A Thought on Thoughts:

"We are what we think. All that we are arises with our thoughts. With our thoughts, we make the world". - Buddha

Sunday, July 24, 2011

Why did I (we) do it??? Pt 2

Stating the obvious again, this is part 2


So, I'm in India doing an Internship which seems to have ruined my life! 
I finally get internet and log on to [facebook]
after reading several messages about how 'good I put it down', I quickly realize that this is NOT my facebook, but the facebook of the man boy I am supposed to be in a relationship with.
Message after message from girls whom have "experienced" him recently...IN MY APARTMENT!
Wait, wait, wait....you mean to tell me that this dude not only cheated within 1 month of being in a committed relationship, but he did so in YOUR house, where you pay bills, where your name is on the lease?!??!
Yes! That is exactly what I'm telling you!
What was I to do??? I am in India, literally on the other side of the planet from my apartment, my new laptop, and my blade!
So I'm forced to suck it up and play it cool until my mother can get my keys from this fool!

How could I do it? How could I be trusting enough to leave my keys with a guy that I had been in a relationship with for under 2 months? How could I give him access to my stuff? Why was I even in a relationship???
Truth is, I did what someone in a relationship is supposed to be able to do: trust my partner, be honest, let them in, be vulnerable....
But perhaps I just chose the wrong one to do so with. This guy I a liar...I knew that. He had nothing - no job, no car, not in school, not in the military, no goals, nothing! But I decided that some people have rough starts, and learn to smooth it over in the end. So I tried to care for him, to give him a leg up by helping him get a phone, get a job, get a life! I tried to hard...I tried to help the wrong person.

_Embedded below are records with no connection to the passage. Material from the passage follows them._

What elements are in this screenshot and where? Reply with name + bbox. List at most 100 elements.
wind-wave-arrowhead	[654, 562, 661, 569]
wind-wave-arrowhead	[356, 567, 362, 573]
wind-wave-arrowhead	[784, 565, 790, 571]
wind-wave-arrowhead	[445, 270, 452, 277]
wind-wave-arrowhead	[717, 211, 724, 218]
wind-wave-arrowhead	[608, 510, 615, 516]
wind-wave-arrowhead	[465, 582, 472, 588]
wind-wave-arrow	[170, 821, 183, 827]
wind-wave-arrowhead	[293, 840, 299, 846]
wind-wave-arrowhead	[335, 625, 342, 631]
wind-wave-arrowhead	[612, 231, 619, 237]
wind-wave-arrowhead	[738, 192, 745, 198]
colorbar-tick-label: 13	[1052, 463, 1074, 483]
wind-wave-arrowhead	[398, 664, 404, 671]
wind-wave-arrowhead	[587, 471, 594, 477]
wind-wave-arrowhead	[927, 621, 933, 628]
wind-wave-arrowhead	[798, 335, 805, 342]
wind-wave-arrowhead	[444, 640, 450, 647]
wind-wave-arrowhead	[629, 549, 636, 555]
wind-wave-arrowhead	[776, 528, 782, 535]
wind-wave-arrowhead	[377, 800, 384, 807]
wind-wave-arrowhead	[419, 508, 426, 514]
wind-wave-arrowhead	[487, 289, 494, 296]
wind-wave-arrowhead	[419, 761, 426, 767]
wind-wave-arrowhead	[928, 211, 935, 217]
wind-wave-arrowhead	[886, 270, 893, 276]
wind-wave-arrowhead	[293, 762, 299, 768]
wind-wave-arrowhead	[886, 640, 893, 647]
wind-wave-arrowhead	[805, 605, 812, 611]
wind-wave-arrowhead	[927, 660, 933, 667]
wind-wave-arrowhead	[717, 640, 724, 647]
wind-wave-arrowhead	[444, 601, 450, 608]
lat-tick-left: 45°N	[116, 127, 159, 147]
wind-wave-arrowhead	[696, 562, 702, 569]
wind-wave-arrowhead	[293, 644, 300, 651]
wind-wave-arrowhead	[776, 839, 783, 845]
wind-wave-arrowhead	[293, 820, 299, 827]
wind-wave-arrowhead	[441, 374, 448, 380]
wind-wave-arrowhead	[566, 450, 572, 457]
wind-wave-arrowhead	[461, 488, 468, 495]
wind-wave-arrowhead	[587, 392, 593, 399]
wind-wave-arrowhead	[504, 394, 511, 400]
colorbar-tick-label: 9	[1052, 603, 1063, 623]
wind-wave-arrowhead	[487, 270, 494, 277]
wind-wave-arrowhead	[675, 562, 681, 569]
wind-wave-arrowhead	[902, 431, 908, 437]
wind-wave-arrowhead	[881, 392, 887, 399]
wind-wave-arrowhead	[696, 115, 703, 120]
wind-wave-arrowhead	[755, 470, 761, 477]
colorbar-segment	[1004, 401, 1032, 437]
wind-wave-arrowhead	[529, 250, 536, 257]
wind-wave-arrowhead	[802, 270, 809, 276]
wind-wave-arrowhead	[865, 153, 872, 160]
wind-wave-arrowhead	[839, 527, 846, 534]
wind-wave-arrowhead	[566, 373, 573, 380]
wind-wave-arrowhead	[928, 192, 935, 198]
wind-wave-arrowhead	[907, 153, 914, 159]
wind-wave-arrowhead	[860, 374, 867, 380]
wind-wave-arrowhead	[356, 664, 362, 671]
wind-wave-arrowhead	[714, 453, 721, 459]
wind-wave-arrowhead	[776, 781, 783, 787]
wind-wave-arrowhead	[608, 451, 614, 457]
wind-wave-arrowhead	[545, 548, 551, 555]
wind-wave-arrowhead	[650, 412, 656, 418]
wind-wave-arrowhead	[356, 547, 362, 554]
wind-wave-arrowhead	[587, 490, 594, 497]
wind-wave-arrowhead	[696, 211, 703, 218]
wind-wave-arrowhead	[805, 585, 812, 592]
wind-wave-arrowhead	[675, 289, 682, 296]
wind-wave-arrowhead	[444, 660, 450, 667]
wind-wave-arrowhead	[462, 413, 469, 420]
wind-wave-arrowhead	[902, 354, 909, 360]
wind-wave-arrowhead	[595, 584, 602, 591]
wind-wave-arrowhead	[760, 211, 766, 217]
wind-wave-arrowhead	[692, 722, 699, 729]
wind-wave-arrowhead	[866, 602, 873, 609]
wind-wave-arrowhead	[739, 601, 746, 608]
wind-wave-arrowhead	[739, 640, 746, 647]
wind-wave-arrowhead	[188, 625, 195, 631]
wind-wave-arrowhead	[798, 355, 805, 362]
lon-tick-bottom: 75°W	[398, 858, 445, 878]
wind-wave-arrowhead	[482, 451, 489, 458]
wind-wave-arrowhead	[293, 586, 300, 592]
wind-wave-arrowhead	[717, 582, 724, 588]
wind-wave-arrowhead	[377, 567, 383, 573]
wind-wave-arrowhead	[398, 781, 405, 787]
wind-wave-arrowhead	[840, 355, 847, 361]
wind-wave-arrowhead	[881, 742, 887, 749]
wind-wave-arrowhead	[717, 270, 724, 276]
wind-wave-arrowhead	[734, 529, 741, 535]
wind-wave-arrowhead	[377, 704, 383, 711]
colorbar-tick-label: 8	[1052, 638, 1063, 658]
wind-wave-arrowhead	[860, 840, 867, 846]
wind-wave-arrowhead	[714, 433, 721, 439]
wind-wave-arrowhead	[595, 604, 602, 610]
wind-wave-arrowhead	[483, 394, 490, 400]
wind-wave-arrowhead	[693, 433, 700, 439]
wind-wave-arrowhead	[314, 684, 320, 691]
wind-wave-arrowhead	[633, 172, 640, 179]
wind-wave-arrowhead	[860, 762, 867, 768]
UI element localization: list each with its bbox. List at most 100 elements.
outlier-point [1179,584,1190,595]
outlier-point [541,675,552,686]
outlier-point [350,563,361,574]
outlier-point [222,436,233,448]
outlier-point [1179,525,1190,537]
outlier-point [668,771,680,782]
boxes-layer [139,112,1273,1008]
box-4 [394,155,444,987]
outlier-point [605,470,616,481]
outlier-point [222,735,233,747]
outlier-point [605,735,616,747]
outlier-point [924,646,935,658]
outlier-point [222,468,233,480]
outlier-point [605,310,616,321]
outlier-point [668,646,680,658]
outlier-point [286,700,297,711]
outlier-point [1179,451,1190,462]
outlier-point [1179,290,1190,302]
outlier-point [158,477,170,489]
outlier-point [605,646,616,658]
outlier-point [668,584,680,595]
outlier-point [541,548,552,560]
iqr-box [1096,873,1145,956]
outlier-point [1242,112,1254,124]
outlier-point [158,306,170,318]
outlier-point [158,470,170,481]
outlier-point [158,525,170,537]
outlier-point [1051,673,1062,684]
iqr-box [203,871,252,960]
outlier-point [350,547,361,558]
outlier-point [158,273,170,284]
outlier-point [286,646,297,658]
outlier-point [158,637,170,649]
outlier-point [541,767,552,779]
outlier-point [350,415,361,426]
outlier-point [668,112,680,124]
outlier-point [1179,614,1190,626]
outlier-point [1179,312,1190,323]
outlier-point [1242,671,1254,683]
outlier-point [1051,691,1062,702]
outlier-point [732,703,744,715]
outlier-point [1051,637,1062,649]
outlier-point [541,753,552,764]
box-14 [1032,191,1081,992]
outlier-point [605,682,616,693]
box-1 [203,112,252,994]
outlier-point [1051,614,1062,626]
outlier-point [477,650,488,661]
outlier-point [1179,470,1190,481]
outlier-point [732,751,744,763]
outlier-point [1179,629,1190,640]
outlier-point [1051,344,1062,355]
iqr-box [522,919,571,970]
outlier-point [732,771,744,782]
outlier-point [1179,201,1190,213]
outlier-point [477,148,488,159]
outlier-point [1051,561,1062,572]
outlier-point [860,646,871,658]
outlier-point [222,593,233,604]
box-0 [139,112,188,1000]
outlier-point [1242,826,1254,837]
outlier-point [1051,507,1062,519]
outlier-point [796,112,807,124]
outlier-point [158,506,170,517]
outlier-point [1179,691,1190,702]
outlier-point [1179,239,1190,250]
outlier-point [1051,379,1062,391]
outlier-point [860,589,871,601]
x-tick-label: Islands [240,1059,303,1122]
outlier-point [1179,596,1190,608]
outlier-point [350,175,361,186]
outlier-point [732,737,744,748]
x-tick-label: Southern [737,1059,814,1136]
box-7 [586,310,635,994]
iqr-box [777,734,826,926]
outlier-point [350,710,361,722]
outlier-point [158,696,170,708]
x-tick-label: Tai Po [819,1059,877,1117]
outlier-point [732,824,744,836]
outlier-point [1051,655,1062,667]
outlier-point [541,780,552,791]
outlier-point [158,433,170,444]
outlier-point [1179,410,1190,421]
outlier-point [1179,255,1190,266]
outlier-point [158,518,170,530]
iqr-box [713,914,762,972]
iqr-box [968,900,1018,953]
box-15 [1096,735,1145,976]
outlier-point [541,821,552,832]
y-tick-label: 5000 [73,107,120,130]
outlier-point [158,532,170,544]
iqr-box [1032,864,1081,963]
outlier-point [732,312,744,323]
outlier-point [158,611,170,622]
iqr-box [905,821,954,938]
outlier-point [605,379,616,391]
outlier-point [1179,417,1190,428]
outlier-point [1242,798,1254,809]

In all honesty, I would love to feel that "Men aint shit! He's such a dog! They're all the same!" feeling, just so I can feel SOMETHING...anything! But I don't...I see this as an isolated tragedy. They are NOT all the same, he was an ass and  coward - that doesn't mean all men are bad...it just means I chose a bad one =\

Why did I do it? Because I was trying to open up my heart to someone...because I wanted the experience of a relationship to see what all the hype was about....because its only natural to expect someone is telling you the truth!

I can say it was my first relationship and now I know the signs...and I will try my hardest to not pick another bad one!

Saturday, July 23, 2011

Why did I (we) do it??? Pt 1

This will be the first of 2 blogs...if you couldn't tell from the [Pt 1] in the title.


Okay, so I've never seen the 'Toya: a Family affair' show before today but somehow I have found myself watching a marathon! As I'm watching, one of her brothers [Casey] has an argument with the mother of his child [Gay Gay]. Gay Gay is a college student who works full time, and has found herself pregnant by Casey, currently unemployed and un-enrolled in school. My aunt - who is to blame for me watching this marathon - poses the question: "Why do these girls do that? Good girls go out here and get involved with these guys who have nothing going for themselves!"   I pause. given my recent situation in which I did EXACTLY that, I really had to evaluate my motivation behind it. Why did I decide that for my first relationship, I would decide to be with a man boy with no job, no potential, not in school, nothing in common with me???? 
I had to think for a second, then I realized: who would I date in school? What guy at my school would want to be in a relationship while in college? And if they did want to be in a relationship, chances are they are already in one! Secondly, Black guys who reach status seem to completely lose interest in Black women. As soon as they become engineering majors, varsity basketball\football\soccer (whatever) players, or any equivalent, they feel that being with girls of other races is the thing to do - be it as a symbol of status, exploring something new, or just plain preference. Honestly it's hard to find a black guy in school that will be in a relationship with a black girl, but it's damn near impossible to get a guy of another race to date you!!!! I'm gonna blog on this later, but in short - stereotypes and interracial porn have ruined the black woman's chances of being approached by a guy of another race in an academic setting such as college. 
Us girls go through the college phase of just wanting to party, have fun, and be spoiled by guys...but we outgrow that stage before guys do, thus we sit around at our Aunt's houses watching marathons of shows we've never seen before! 

Tired of being squeezed out of the dating pool...somebody throw me a life vest!!!!